I've a Cloudera cluster with a clusterized Kafka service. I've two instances of Kafka controllers, lets say C1 and C2.
When C1 is the active controller everything seems to work fine. When for some reason, C2 becomes the active controller. Some of the sent messages sent via kafka-console-producer are not received by a kafka-console-consumer (exactly a half of the messages sent are not received by the consumer, one every two messages). I'm not sure if this is due to the change of active controller and some partition cannot be read.

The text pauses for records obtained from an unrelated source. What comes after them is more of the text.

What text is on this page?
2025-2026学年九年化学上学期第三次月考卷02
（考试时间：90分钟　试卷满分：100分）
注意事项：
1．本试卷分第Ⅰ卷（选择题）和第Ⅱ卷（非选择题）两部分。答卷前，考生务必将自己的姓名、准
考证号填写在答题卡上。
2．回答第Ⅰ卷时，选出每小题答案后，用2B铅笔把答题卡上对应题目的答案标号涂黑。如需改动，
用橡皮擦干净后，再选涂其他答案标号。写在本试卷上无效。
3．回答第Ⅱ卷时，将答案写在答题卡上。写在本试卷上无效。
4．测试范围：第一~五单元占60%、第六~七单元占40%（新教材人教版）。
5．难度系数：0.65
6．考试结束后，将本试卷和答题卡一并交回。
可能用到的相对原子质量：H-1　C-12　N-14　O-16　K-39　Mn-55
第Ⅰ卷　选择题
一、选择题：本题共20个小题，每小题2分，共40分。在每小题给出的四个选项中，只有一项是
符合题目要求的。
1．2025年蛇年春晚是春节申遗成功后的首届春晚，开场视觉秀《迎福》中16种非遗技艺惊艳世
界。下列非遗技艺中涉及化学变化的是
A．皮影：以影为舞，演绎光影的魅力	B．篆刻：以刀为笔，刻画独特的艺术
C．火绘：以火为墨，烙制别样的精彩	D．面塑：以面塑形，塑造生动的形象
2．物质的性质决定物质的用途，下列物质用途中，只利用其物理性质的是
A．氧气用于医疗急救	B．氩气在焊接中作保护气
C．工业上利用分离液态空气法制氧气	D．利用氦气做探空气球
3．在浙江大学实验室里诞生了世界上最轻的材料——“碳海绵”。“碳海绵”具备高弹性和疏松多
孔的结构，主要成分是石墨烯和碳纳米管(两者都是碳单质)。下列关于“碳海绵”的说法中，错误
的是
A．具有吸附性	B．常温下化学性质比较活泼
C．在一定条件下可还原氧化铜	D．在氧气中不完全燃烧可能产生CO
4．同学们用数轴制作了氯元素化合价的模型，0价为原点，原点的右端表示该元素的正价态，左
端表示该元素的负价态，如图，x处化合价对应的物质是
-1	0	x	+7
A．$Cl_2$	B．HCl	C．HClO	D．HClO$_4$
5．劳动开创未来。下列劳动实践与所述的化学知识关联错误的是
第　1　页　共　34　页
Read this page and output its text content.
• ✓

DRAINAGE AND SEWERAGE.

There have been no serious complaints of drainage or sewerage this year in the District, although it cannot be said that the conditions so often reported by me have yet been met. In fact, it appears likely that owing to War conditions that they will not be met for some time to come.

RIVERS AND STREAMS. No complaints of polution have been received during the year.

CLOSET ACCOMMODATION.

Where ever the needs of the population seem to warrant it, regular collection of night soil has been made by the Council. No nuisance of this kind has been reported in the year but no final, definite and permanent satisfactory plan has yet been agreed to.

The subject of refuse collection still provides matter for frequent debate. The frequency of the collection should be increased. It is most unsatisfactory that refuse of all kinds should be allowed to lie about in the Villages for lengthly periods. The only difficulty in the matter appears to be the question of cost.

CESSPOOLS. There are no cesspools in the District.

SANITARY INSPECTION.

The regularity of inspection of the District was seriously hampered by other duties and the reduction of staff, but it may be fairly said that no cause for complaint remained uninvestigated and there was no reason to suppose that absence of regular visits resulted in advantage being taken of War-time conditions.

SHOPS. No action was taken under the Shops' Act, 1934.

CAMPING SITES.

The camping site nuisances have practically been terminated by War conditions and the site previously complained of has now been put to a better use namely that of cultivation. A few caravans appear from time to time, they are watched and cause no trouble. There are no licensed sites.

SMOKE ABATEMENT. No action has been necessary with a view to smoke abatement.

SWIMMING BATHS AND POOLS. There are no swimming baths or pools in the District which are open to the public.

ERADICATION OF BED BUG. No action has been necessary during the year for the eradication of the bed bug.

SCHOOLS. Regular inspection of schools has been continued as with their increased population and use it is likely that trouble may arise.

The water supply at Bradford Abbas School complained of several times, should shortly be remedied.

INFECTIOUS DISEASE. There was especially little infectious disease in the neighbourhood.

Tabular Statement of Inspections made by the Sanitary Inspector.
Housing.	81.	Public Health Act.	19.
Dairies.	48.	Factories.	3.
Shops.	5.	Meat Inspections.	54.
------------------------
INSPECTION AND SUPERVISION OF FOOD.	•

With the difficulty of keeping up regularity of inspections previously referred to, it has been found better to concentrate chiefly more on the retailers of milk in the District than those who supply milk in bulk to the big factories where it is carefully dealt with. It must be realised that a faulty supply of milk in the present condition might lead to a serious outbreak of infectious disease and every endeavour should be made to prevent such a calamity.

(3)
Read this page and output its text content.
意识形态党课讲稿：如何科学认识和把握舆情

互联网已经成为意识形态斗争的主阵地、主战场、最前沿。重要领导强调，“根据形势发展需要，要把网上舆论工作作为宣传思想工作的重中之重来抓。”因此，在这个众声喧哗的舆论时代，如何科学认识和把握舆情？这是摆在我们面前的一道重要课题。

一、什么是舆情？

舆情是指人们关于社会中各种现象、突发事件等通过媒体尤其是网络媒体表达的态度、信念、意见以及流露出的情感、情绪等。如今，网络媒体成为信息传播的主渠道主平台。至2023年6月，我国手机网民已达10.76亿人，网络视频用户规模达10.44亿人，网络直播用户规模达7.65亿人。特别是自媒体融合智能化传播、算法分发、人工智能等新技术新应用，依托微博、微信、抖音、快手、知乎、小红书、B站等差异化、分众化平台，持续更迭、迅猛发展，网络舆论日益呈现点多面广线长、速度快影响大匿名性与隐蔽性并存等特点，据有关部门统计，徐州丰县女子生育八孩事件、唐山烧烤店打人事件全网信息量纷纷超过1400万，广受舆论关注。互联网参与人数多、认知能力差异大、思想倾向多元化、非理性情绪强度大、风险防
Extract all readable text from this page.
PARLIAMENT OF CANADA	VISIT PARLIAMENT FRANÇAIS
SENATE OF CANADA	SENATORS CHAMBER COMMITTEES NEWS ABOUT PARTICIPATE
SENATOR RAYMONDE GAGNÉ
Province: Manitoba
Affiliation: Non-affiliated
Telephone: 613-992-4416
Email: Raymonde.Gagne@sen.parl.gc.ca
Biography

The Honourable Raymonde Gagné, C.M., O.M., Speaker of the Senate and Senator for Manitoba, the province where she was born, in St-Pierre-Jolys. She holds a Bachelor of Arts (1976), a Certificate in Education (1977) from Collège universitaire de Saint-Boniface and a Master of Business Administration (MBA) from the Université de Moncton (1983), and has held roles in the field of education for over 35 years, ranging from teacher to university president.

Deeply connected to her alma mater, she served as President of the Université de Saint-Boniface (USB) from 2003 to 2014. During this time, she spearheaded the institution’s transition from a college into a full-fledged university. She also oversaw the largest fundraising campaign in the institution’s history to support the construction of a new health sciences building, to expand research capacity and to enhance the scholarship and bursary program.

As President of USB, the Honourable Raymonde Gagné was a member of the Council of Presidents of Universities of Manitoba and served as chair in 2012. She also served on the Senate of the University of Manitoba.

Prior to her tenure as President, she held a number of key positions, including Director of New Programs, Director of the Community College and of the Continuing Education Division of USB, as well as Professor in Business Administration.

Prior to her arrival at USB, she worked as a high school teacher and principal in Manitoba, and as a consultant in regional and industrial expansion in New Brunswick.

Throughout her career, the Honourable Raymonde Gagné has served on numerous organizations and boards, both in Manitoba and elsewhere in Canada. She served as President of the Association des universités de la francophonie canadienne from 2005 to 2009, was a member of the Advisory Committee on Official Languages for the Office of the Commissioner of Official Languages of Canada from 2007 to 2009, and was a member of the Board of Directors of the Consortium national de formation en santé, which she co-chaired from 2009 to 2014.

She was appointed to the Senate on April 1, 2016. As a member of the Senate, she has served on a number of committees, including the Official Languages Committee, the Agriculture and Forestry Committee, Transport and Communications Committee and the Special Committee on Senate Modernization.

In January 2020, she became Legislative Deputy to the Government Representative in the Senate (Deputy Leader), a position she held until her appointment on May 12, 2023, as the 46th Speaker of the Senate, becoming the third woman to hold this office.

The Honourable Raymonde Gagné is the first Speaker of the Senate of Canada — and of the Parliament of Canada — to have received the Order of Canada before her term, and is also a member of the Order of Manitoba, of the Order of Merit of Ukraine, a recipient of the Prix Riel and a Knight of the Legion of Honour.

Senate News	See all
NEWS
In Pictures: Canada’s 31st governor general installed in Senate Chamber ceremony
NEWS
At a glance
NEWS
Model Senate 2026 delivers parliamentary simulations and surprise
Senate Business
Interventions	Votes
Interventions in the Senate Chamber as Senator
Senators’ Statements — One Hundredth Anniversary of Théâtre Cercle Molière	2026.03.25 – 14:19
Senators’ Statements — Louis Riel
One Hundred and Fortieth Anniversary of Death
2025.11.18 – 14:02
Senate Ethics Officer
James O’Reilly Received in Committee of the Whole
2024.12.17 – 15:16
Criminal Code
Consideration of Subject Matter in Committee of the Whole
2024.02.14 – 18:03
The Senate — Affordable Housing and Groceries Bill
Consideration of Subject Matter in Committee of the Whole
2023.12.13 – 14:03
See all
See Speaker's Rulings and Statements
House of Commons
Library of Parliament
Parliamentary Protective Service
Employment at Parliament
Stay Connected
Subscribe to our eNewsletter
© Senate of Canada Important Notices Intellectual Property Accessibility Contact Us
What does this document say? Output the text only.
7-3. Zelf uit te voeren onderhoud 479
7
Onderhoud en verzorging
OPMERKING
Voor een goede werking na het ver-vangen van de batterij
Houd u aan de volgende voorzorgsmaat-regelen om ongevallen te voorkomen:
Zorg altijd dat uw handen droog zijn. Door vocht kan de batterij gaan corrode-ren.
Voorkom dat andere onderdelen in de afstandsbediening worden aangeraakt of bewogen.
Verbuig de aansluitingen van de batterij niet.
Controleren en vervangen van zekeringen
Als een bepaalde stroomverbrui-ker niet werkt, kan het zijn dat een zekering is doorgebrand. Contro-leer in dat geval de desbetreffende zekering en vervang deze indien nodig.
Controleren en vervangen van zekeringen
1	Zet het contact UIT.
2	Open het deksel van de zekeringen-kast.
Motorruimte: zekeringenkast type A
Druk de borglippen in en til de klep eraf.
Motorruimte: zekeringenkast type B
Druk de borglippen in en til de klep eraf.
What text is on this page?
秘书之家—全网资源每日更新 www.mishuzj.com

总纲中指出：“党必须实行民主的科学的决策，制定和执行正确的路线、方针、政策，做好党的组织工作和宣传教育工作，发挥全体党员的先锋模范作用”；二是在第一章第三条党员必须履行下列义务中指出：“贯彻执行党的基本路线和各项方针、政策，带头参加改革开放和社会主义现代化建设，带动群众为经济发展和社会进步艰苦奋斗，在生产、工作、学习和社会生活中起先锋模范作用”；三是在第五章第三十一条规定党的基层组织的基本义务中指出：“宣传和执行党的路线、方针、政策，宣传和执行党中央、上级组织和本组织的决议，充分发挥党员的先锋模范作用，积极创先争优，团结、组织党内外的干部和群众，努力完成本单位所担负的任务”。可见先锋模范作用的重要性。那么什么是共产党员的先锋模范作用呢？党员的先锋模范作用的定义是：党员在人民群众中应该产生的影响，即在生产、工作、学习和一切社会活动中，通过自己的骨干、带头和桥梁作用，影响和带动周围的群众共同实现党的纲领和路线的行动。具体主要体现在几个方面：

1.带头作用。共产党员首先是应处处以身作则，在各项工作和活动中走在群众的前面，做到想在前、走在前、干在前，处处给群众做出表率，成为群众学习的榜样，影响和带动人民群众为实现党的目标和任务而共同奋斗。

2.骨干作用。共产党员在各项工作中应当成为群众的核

Also, I've another issue if I shutdown C1 and only keep C2 up. If I try to start a previously working Streamsets flow reading from kafka, I get the error message "Cannot retrieve metadata for topic XXXX", It seems the topic metadata is only present in C1, which is offline in this scenario.
If I open a kafka-console-consumer after shutting down the first broker, I get the following exception:
WARN [console-consumer-16627_node10.agatha-cluster-1515508696963-2e45e6d8-leader-finder-thread]:
Failed to find leader for Set(testD-1, testD-0)
(kafka.consumer.ConsumerFetcherManager$LeaderFinderThread)
kafka.common.KafkaException: fetching topic metadata for topics [Set(testD)]
from broker [ArrayBuffer(BrokerEndPoint(183,110.250.17.242,9092))] failed
What I'm doing wrong when trying to use kafka with several brokers?